I think you saw that patch to let the new 2.5.53 generic dma code
replace one of the two indirections USB needs. Here are some of
the key open issues I'm thinking of:

- DMA mapping calls still return no errors; so BUG() out instead?

   Consider systems where DMA-able memory is limited (like SA-1111,
   to 1 MByte); clearly it should be possible for these calls to
   fail, when they can't allocate a bounce buffer. Or (see below)
   when an invalid argument is provided to a dma mapping call.

   Fix by defining fault returns for the current signatures,
   starting with the api specs:

     * dma_map_sg() returns negative errno (or zero?) when it
       fails. (Those are illegal sglist lengths.)

     * dma_map_single() returns an arch-specific value, like
       DMA_ADDR_INVALID, when it fails. (DaveM's suggestion,
       from a while back; it's seemingly arch-specific.)

   Yes, the PCI dma calls would benefit from those bugfixes too.

- Implementation-wise, I'm rather surprised that the generic
   version doesn't just add new bus driver methods rather than
   still insisting everything be PCI underneath.

   It's not clear to me how I'd make, for example, a USB device
   or interface work with dma_map_sg() ... those "generic" calls
   are going to fail (except on x86, where all memory is DMA-able)
   since USB != PCI. Even when usb_buffer_map_sg() would succeed.
   (The second indirection: the usb controller hardware does the
   mapping, not the device or hcd. That's usually PCI.)

   Hmm, I suppose there'd need to be a default implementation
   of the mapping operations (for all non-pci busses) that'd
   fail cleanly ... :)

- There's no analogue to pci_pool, and there's nothing like
   "kmalloc" (likely built from N dma-coherent pools).

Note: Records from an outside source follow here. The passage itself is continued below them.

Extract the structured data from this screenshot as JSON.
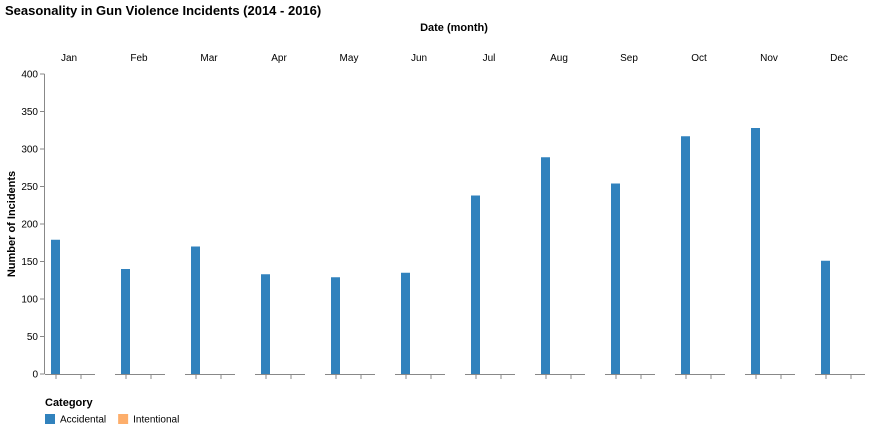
{
  "chart_data": {
    "type": "bar",
    "title": "Seasonality in Gun Violence Incidents (2014 - 2016)",
    "facet_title": "Date (month)",
    "ylabel": "Number of Incidents",
    "ylim": [
      0,
      400
    ],
    "yticks": [
      0,
      50,
      100,
      150,
      200,
      250,
      300,
      350,
      400
    ],
    "categories": [
      "Jan",
      "Feb",
      "Mar",
      "Apr",
      "May",
      "Jun",
      "Jul",
      "Aug",
      "Sep",
      "Oct",
      "Nov",
      "Dec"
    ],
    "series": [
      {
        "name": "Accidental",
        "color": "#3182bd",
        "values": [
          179,
          140,
          170,
          133,
          129,
          135,
          238,
          289,
          254,
          317,
          328,
          151
        ]
      },
      {
        "name": "Intentional",
        "color": "#fdae6b",
        "values": [
          0,
          0,
          0,
          0,
          0,
          0,
          0,
          0,
          0,
          0,
          0,
          0
        ]
      }
    ],
    "legend": {
      "title": "Category",
      "placement": "bottom-left"
    },
    "grid": false
  }
}
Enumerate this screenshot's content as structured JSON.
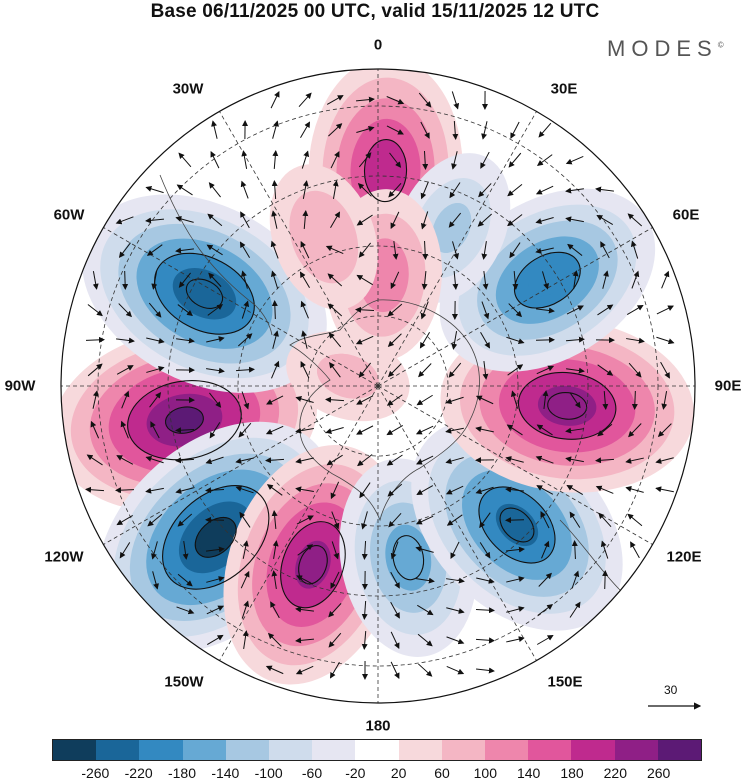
{
  "title": "Base 06/11/2025 00 UTC, valid 15/11/2025 12 UTC",
  "brand": {
    "name": "MODES",
    "mark": "©"
  },
  "lon_labels": {
    "n": "0",
    "ne": "30E",
    "e1": "60E",
    "e": "90E",
    "se1": "120E",
    "se": "150E",
    "s": "180",
    "sw": "150W",
    "sw1": "120W",
    "w": "90W",
    "nw1": "60W",
    "nw": "30W"
  },
  "colorbar": {
    "colors": [
      "#0f3d5c",
      "#1a6699",
      "#3389c1",
      "#66a9d4",
      "#a7c8e2",
      "#cfdcec",
      "#e6e6f2",
      "#ffffff",
      "#f7d9dc",
      "#f4b6c4",
      "#ee86ac",
      "#e1569c",
      "#bf2a8e",
      "#8f1f86",
      "#5c1a75"
    ],
    "ticks": [
      "-260",
      "-220",
      "-180",
      "-140",
      "-100",
      "-60",
      "-20",
      "20",
      "60",
      "100",
      "140",
      "180",
      "220",
      "260"
    ]
  },
  "reference_vector": {
    "label": "30"
  },
  "anomalies": [
    {
      "lon": -100,
      "r": 0.62,
      "value": 260
    },
    {
      "lon": -62,
      "r": 0.62,
      "value": -250
    },
    {
      "lon": -133,
      "r": 0.7,
      "value": -270
    },
    {
      "lon": -160,
      "r": 0.6,
      "value": 230
    },
    {
      "lon": 170,
      "r": 0.55,
      "value": -160
    },
    {
      "lon": 135,
      "r": 0.62,
      "value": -230
    },
    {
      "lon": 96,
      "r": 0.6,
      "value": 240
    },
    {
      "lon": 58,
      "r": 0.63,
      "value": -210
    },
    {
      "lon": 2,
      "r": 0.68,
      "value": 200
    },
    {
      "lon": 25,
      "r": 0.55,
      "value": -100
    },
    {
      "lon": 3,
      "r": 0.35,
      "value": 120
    },
    {
      "lon": -20,
      "r": 0.5,
      "value": 90
    },
    {
      "lon": -72,
      "r": 0.1,
      "value": 60
    }
  ]
}
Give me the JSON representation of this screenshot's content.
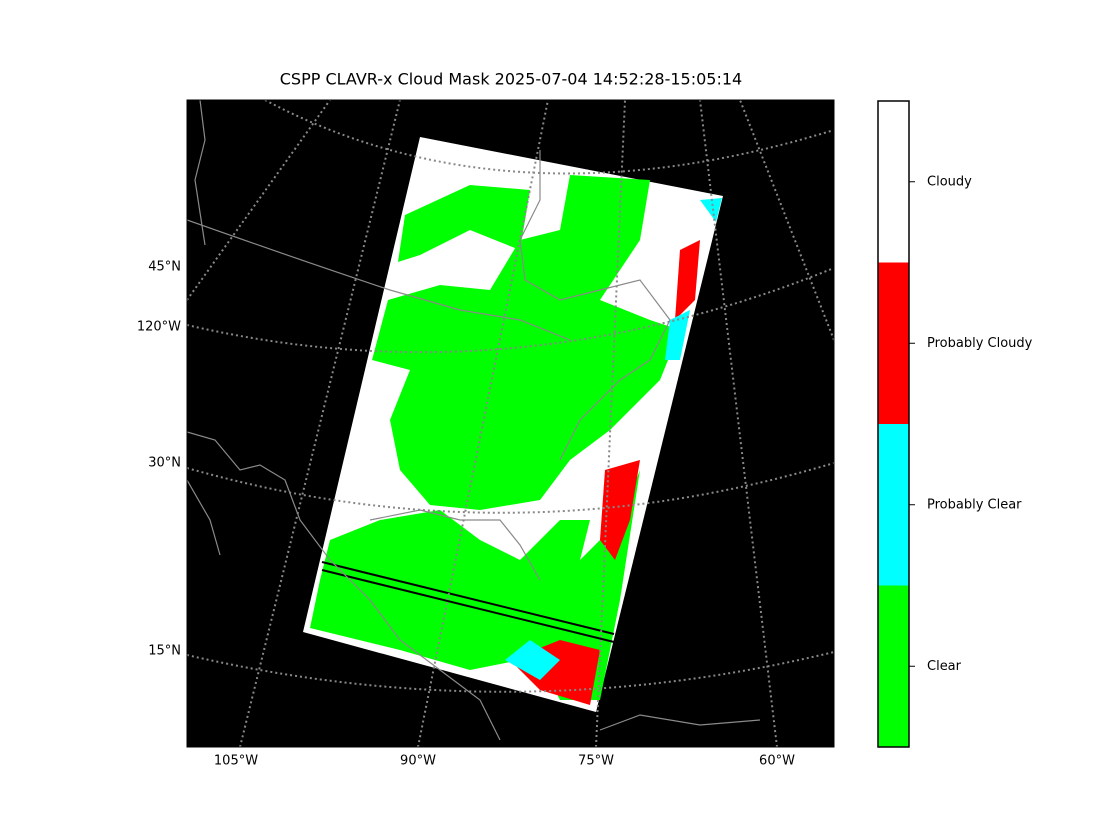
{
  "title": "CSPP CLAVR-x Cloud Mask 2025-07-04 14:52:28-15:05:14",
  "map": {
    "lat_labels": [
      "45°N",
      "120°W",
      "30°N",
      "15°N"
    ],
    "lon_labels": [
      "105°W",
      "90°W",
      "75°W",
      "60°W"
    ]
  },
  "colorbar": {
    "classes": [
      {
        "label": "Clear",
        "color": "#00ff00"
      },
      {
        "label": "Probably Clear",
        "color": "#00ffff"
      },
      {
        "label": "Probably Cloudy",
        "color": "#ff0000"
      },
      {
        "label": "Cloudy",
        "color": "#ffffff"
      }
    ]
  }
}
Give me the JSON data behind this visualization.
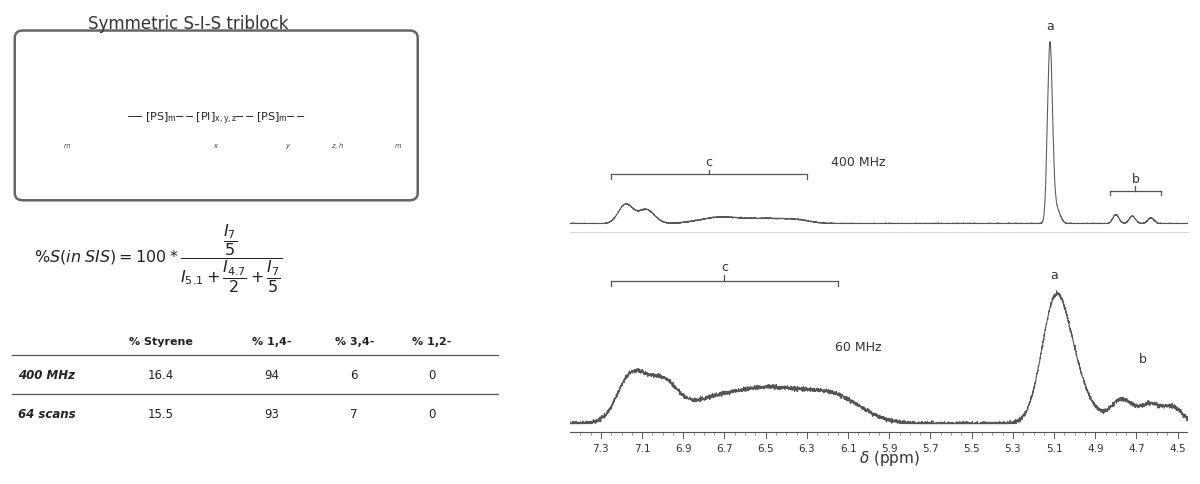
{
  "title_text": "Symmetric S-I-S triblock",
  "table_headers": [
    "",
    "% Styrene",
    "% 1,4-",
    "% 3,4-",
    "% 1,2-"
  ],
  "table_row1_label": "400 MHz",
  "table_row1": [
    "16.4",
    "94",
    "6",
    "0"
  ],
  "table_row2_label": "64 scans",
  "table_row2": [
    "15.5",
    "93",
    "7",
    "0"
  ],
  "xticks": [
    7.3,
    7.1,
    6.9,
    6.7,
    6.5,
    6.3,
    6.1,
    5.9,
    5.7,
    5.5,
    5.3,
    5.1,
    4.9,
    4.7,
    4.5
  ],
  "spec1_label": "400 MHz",
  "spec2_label": "60 MHz",
  "background_color": "#ffffff",
  "line_color": "#555555",
  "text_color": "#333333",
  "xmin": 4.45,
  "xmax": 7.45
}
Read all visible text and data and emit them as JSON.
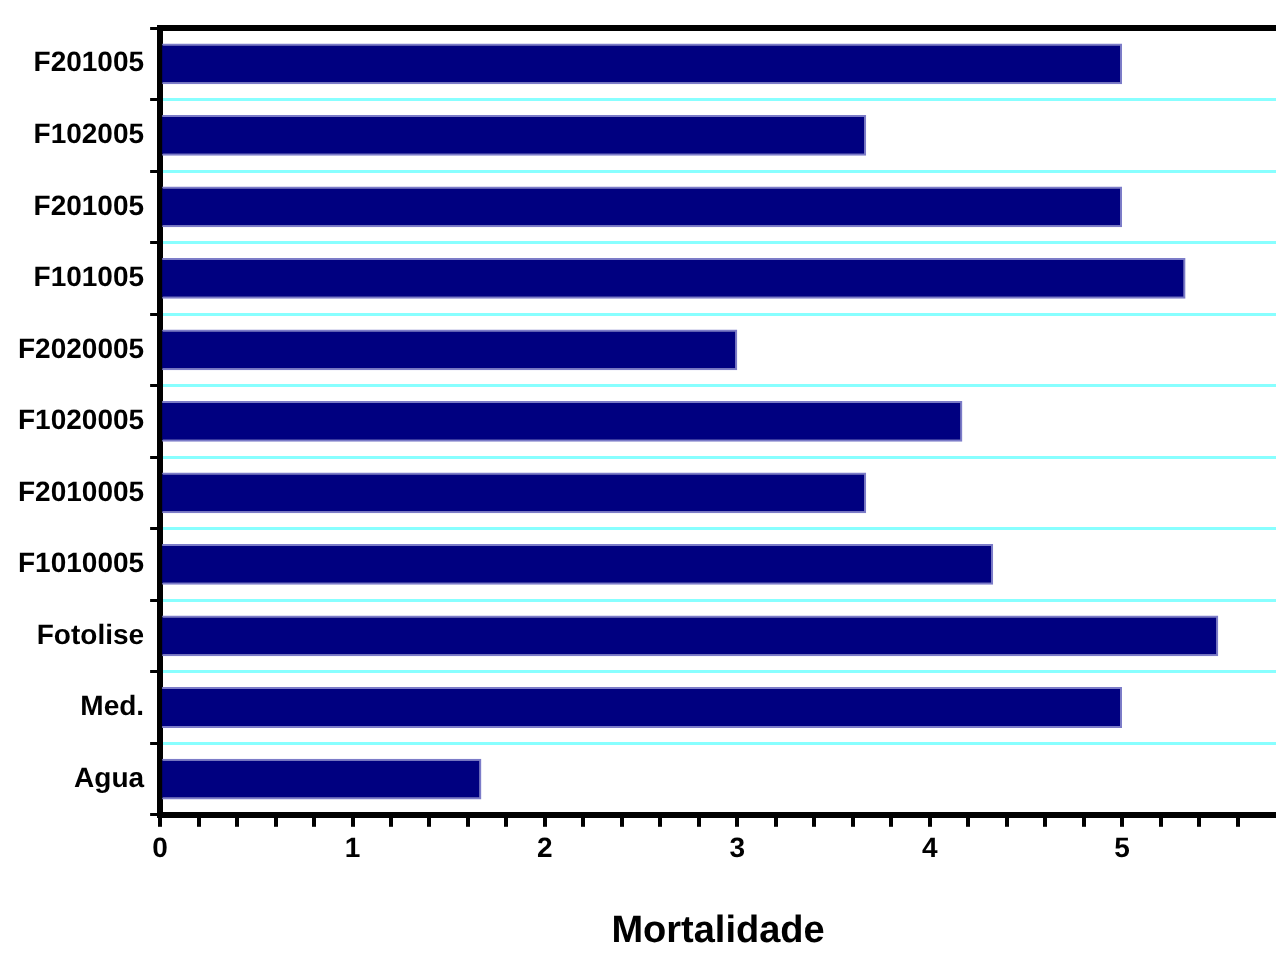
{
  "chart_data": {
    "type": "bar",
    "orientation": "horizontal",
    "xlabel": "Mortalidade",
    "categories": [
      "F201005",
      "F102005",
      "F201005",
      "F101005",
      "F2020005",
      "F1020005",
      "F2010005",
      "F1010005",
      "Fotolise",
      "Med.",
      "Agua"
    ],
    "values": [
      5,
      3.67,
      5,
      5.33,
      3,
      4.17,
      3.67,
      4.33,
      5.5,
      5,
      1.67
    ],
    "color": "#000080",
    "xlim": [
      0,
      5.8
    ],
    "xticks": [
      0,
      {
        "value": 0.2,
        "label": null
      },
      {
        "value": 0.4,
        "label": null
      },
      {
        "value": 0.6,
        "label": null
      },
      {
        "value": 0.8,
        "label": null
      },
      1,
      {
        "value": 1.2,
        "label": null
      },
      {
        "value": 1.4,
        "label": null
      },
      {
        "value": 1.6,
        "label": null
      },
      {
        "value": 1.8,
        "label": null
      },
      2,
      {
        "value": 2.2,
        "label": null
      },
      {
        "value": 2.4,
        "label": null
      },
      {
        "value": 2.6,
        "label": null
      },
      {
        "value": 2.8,
        "label": null
      },
      3,
      {
        "value": 3.2,
        "label": null
      },
      {
        "value": 3.4,
        "label": null
      },
      {
        "value": 3.6,
        "label": null
      },
      {
        "value": 3.8,
        "label": null
      },
      4,
      {
        "value": 4.2,
        "label": null
      },
      {
        "value": 4.4,
        "label": null
      },
      {
        "value": 4.6,
        "label": null
      },
      {
        "value": 4.8,
        "label": null
      },
      5,
      {
        "value": 5.2,
        "label": null
      },
      {
        "value": 5.4,
        "label": null
      },
      {
        "value": 5.6,
        "label": null
      }
    ],
    "grid": "y",
    "legend": false
  }
}
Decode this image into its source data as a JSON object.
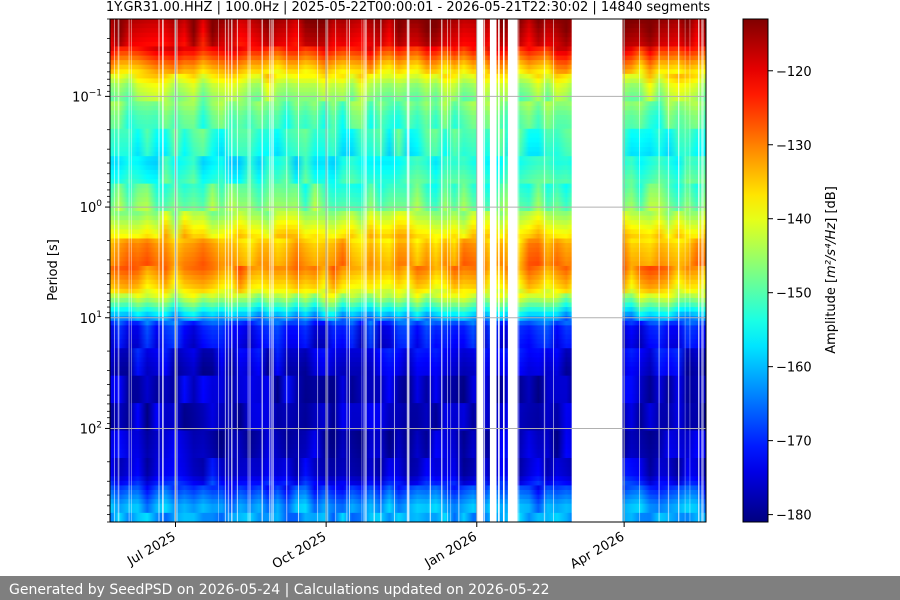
{
  "chart_data": {
    "type": "heatmap",
    "title": "1Y.GR31.00.HHZ | 100.0Hz | 2025-05-22T00:00:01 - 2026-05-21T22:30:02 | 14840 segments",
    "xlabel": "",
    "ylabel": "Period [s]",
    "x_range": [
      "2025-05-22",
      "2026-05-21"
    ],
    "x_ticks": [
      {
        "date": "2025-07-01",
        "label": "Jul 2025"
      },
      {
        "date": "2025-10-01",
        "label": "Oct 2025"
      },
      {
        "date": "2026-01-01",
        "label": "Jan 2026"
      },
      {
        "date": "2026-04-01",
        "label": "Apr 2026"
      }
    ],
    "y_scale": "log",
    "y_range": [
      0.02,
      700
    ],
    "y_inverted": true,
    "y_ticks": [
      {
        "value": 0.1,
        "base": "10",
        "exp": "−1"
      },
      {
        "value": 1,
        "base": "10",
        "exp": "0"
      },
      {
        "value": 10,
        "base": "10",
        "exp": "1"
      },
      {
        "value": 100,
        "base": "10",
        "exp": "2"
      }
    ],
    "grid": true,
    "colormap": "jet",
    "colorbar": {
      "label": "Amplitude [m²/s⁴/Hz] [dB]",
      "range": [
        -181,
        -113
      ],
      "ticks": [
        -120,
        -130,
        -140,
        -150,
        -160,
        -170,
        -180
      ]
    },
    "data_gaps": [
      [
        "2026-01-01",
        "2026-01-05"
      ],
      [
        "2026-01-09",
        "2026-01-13"
      ],
      [
        "2026-01-14",
        "2026-01-15"
      ],
      [
        "2026-01-17",
        "2026-01-18"
      ],
      [
        "2026-01-20",
        "2026-01-26"
      ],
      [
        "2026-02-28",
        "2026-03-31"
      ]
    ],
    "spectral_profile": [
      {
        "period": 0.02,
        "db": -115
      },
      {
        "period": 0.035,
        "db": -120
      },
      {
        "period": 0.05,
        "db": -131
      },
      {
        "period": 0.08,
        "db": -143
      },
      {
        "period": 0.15,
        "db": -150
      },
      {
        "period": 0.4,
        "db": -155
      },
      {
        "period": 1.0,
        "db": -147
      },
      {
        "period": 2.2,
        "db": -133
      },
      {
        "period": 3.5,
        "db": -130
      },
      {
        "period": 5.5,
        "db": -137
      },
      {
        "period": 8,
        "db": -152
      },
      {
        "period": 12,
        "db": -171
      },
      {
        "period": 30,
        "db": -176
      },
      {
        "period": 100,
        "db": -177
      },
      {
        "period": 260,
        "db": -175
      },
      {
        "period": 500,
        "db": -162
      }
    ]
  },
  "footer": {
    "text": "Generated by SeedPSD on 2026-05-24 | Calculations updated on 2026-05-22"
  }
}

   That forces drivers to write and maintain memory allocators,
   is a waste of energy as well as being bug-prone. So in that
   sense this API isn't a complete functional replacement of
   the current PCI (has pools, ~= kmem_cache_t) or USB (with
   simpler buffer_alloc ~= kmalloc) APIs for dma.

- The API says drivers "must" satisfy dma_get_cache_alignment(),
   yet both implementations, asm-{i386,generic}/dma-mapping.h,
   ignore that rule.

   Are you certain of that rule, for all cache coherency models?
   I thought only some machines (with dma-incoherent caches) had
   that as a hard constraint. (Otherwise it's a soft one: even
   if there's cacheline contention, the hardware won't lose data
   when drivers use memory barriers correctly.)

   I expect that combination is likely to be problematic, since the
   previous rule has been (wrongly?) that kmalloc or kmem_cache
   memory is fine for DMA mappings, no size restrictions. Yet for
   one example on x86 dma_get_cache_alignment() returns 128 bytes,
   but kmalloc has several smaller pool sizes ... and lately will
   align to L1_CACHE_BYTES (wasting memory on small allocs?) even
   when that's smaller than L1_CACHE_MAX (in the new dma calls).

   All the more reason to have a drop-in kmalloc alternative for
   dma-aware code to use, handling such details transparently!

- Isn't arch/i386/kernel/pci-dma.c handling DMA masks wrong?
   It's passing GFP_DMA in cases where GFP_HIGHMEM is correct ...

I'm glad to see progress on making DMA more generic, thanks!